REVIEW: FANTASTIC FOUR (GAME BOY ADVANCE)

fantastic four gba cover

It’s easy to be pessimistic about playing a handheld version of a console game on far superior hardware, as most of the time the handheld game will fail to reach anywhere near the quality of its console counterpart. That’s not always the case though: X2: Wolverine’s Revenge, Thor: God of Thunder and Batman: The Brave and the Bold are easily better than their older siblings despite being limited by the technology of the device that they’re on. Fantastic Four unfortunately does not fall into the category of the latter three titles and while it does pose some interesting ideas in its opening chapters, it quickly turns into a mindless action game that’s an eyesore to boot.

Inspired by the 2005 film of the same name, Fantastic Four on the GBA starts out with the origin of the team and generally follows the plot of the film where Reed Richards, AKA Mr. Fantastic, is trying to find a cure for Ben Grimm, AKA The Thing, leading up to a confrontation of with the nefarious Doctor Doom. As the movie had little in the way of super heroing, the plot is expanded with additional sub-plots involving popular villains from the comics including Mole Man, Blastaar, Diablo and Annihilus. None of the villains are integrated particularly organically into the plot, with each level starting off with the chief of police sending the team a message about an attack somewhere that they must go and investigate.

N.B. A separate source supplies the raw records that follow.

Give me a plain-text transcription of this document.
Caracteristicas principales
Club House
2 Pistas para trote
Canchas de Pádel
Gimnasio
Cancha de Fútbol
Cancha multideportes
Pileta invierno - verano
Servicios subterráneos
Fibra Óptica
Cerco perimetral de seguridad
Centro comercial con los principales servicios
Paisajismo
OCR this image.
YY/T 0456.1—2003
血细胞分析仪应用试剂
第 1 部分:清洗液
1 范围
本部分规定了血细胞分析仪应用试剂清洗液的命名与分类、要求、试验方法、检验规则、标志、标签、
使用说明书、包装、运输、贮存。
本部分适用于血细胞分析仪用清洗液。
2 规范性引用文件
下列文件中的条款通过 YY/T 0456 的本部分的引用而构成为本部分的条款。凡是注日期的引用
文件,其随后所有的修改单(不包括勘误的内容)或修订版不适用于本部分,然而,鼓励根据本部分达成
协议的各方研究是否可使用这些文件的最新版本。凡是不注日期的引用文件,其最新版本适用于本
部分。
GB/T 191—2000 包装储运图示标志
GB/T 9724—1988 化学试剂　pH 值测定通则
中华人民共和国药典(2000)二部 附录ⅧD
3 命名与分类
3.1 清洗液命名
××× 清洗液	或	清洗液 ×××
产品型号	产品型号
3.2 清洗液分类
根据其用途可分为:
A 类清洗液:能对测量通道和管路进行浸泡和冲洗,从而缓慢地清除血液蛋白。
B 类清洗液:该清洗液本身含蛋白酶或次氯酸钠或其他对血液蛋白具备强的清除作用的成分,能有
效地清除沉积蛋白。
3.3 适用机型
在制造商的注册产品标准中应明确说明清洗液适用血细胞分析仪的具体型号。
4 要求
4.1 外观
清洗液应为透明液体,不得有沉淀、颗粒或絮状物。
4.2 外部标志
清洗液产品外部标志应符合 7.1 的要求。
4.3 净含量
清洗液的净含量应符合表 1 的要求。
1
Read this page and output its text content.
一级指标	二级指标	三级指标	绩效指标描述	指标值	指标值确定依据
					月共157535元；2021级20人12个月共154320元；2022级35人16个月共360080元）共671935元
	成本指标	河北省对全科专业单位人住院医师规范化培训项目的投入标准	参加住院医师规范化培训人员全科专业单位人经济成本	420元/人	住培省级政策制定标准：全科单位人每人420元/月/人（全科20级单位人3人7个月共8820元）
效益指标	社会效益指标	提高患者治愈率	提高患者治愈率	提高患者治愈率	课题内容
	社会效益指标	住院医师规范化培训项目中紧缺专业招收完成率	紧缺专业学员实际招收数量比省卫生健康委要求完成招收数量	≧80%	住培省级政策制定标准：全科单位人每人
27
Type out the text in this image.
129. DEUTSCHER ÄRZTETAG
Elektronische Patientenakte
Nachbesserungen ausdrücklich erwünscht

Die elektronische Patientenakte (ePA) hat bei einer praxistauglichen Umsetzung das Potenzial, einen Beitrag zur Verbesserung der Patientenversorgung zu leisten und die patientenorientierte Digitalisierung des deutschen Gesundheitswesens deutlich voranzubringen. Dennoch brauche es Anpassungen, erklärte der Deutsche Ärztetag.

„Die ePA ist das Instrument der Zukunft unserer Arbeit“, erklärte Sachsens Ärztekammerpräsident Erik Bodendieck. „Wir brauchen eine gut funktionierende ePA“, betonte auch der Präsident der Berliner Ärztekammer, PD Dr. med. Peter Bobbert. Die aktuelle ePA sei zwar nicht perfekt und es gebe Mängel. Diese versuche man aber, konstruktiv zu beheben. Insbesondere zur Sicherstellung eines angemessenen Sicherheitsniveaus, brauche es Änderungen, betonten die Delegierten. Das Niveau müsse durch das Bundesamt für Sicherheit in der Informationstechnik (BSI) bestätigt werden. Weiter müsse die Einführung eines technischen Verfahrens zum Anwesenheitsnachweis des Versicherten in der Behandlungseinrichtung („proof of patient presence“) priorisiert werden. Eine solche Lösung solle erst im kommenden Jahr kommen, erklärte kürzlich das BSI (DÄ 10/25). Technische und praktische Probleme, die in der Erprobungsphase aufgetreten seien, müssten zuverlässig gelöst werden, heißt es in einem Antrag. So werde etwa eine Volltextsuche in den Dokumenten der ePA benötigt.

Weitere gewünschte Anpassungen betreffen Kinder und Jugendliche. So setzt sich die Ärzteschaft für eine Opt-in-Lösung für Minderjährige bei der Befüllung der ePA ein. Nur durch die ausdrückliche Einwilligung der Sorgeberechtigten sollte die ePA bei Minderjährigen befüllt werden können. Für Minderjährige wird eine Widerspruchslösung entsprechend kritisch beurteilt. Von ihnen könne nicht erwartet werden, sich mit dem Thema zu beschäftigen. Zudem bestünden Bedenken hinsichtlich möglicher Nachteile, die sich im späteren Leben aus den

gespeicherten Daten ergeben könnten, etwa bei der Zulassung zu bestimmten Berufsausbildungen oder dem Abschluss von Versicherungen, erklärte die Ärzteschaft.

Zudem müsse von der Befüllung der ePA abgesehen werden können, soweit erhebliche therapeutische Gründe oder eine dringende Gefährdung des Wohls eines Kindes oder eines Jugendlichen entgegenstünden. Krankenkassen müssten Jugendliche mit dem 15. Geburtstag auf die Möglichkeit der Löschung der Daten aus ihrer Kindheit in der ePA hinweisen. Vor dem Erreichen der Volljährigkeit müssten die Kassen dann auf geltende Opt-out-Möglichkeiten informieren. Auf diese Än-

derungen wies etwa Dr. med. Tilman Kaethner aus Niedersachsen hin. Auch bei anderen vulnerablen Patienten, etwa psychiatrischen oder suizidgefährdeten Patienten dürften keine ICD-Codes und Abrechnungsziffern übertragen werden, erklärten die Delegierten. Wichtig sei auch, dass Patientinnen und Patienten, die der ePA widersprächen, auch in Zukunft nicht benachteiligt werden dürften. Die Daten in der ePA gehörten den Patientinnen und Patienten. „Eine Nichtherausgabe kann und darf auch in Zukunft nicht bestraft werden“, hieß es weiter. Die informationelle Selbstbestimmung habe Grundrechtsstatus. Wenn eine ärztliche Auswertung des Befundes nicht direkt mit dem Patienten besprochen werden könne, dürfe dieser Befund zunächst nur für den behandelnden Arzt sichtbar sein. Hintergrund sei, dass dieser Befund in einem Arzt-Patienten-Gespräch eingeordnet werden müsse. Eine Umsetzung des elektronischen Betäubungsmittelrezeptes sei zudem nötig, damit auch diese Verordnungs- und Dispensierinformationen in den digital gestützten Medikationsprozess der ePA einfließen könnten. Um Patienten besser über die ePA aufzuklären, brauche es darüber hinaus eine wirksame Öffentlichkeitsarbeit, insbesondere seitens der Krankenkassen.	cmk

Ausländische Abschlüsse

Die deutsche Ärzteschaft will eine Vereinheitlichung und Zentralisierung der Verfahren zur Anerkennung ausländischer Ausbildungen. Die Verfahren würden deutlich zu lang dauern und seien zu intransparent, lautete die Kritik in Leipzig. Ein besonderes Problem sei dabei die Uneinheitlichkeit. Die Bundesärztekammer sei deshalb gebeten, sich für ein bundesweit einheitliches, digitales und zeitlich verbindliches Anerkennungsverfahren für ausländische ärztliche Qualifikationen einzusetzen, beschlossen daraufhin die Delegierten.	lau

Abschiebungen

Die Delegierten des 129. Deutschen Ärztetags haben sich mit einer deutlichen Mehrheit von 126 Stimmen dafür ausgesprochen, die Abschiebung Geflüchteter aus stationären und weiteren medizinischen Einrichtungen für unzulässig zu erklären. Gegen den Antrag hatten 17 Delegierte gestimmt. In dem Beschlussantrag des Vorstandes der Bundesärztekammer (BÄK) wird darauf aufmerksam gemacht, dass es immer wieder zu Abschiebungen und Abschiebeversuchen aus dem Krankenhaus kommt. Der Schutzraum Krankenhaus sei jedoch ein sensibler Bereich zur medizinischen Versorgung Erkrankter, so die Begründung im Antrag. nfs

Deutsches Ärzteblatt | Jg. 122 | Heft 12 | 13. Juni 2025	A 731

My biggest problem with Fantastic Four on the GBA is the perspective in which the game is played from: The 3/4 or isometric perspective, an example of this if you’re unfamiliar with it is Super Mario RPG on the SNES, MegaMan Battle Network and Superman: Countdown to Apokolips, also on the GBA. It works fine for RPG’s where the environment is first and foremost used for exploring, but when it comes to action games, of which this game is, its difficult to line up hits, especially with characters that fire projectiles like the Human Torch. This perhaps could have been with some sort of a lock-on mechanic, but one of those is disappointingly missing from this title. It also doesn’t help in deciphering what is a platform and what isn’t sometimes. You have lives in this title and around the midway point my counter was up to 6 until I was instructed to create a bridge, however I couldn’t see what I had to hit to make that bridge until I fell into a pit five times. The game auto-saves between levels with your last live counter so you can restart any level to get your number back up, but that involves you having to replay a level in this game which isn’t that appealing.

dr doom gba ff

Doctor Doom. Easily one of the most brilliant minds in the Marvel Universe that can be taken out by hitting him until he falls down.

 

Starting out you’re lead to believe in the tutorial level that the action would maybe taking a back seat to puzzle solving using combinations of the Four’s powers as you’re either in a team of two or four at any given time, but all of the uses for the powers outside of hitting bad guys are shown in the opening vignette, which is a shame. Every level in this game simply tasks you with pounding wave after wave of either robots, aliens, etc until you reach a stage’s end where you’ll fight a boss and where you employ the same tactics, even with Doctor freaking Doom. I found this game the best when I had to light a barrel on fire as the Torch and then use the Thing’s brawn to throw it to remove an obstacle, or use Mr. Fantastic to make a bridge for Sue who has to turn invisible to to sneak past some cameras. I had hoped that I would see more advanced uses of this or even new creative puzzles but maybe I was being a bit too optimistic about what I was playing. The game will only unlock new attacking powers for your characters to use, like a screen clearing attack for the Thing or a stronger fire attack for the Human Torch, but I found it much simpler to just keep hitting the “A” button until an enemy died.

It’s great that in a game called Fantastic Four that you can both play as and have multiple characters on-screen at once, but given the limited buttons on the Game Boy Advance you really wish the developer, Torus Games of The Invincible Iron Man fame, had opted for a system where one took the place of the other. Each time a member of your team dies, even one not in your control, you lose a life and as there’s no way to tell your team to hang back or stay still, they’ll run into electric barriers or into fights that they have no way of winning. Your computer controlled allies often will steal energy away from characters that need it most which will cost you yet more lives and is incredibly aggravating.

ff gba the thing

On top of the boring gameplay, the dim-witted AI and the non-existant puzzles, Fantastic Four is also a very ugly game. The environments are never much to look at and with the perspective it makes it hard to determine at times what you can move on and what you can’t. The team themselves also look pretty bad, in particular The Thing who looks like a blob of clay moulded to look like rock, though to be fair, they didn’t do justice to the character in the movie either.

Starting out you think that maybe Fantastic Four will be something more than just another brainless brawler with some clever team-up powers, but very quickly the game just has you crawling through dungeon-like environments attacking waves of similar enemies. It’s nice that the developers allowed the use of more than one character at a time, a bit of a necessity in a team based game, but with no option to control your AI partners, they end up being a pain instead of bonus. There’s some pretty good handheld super hero games out there; Fantastic Four is not one of them.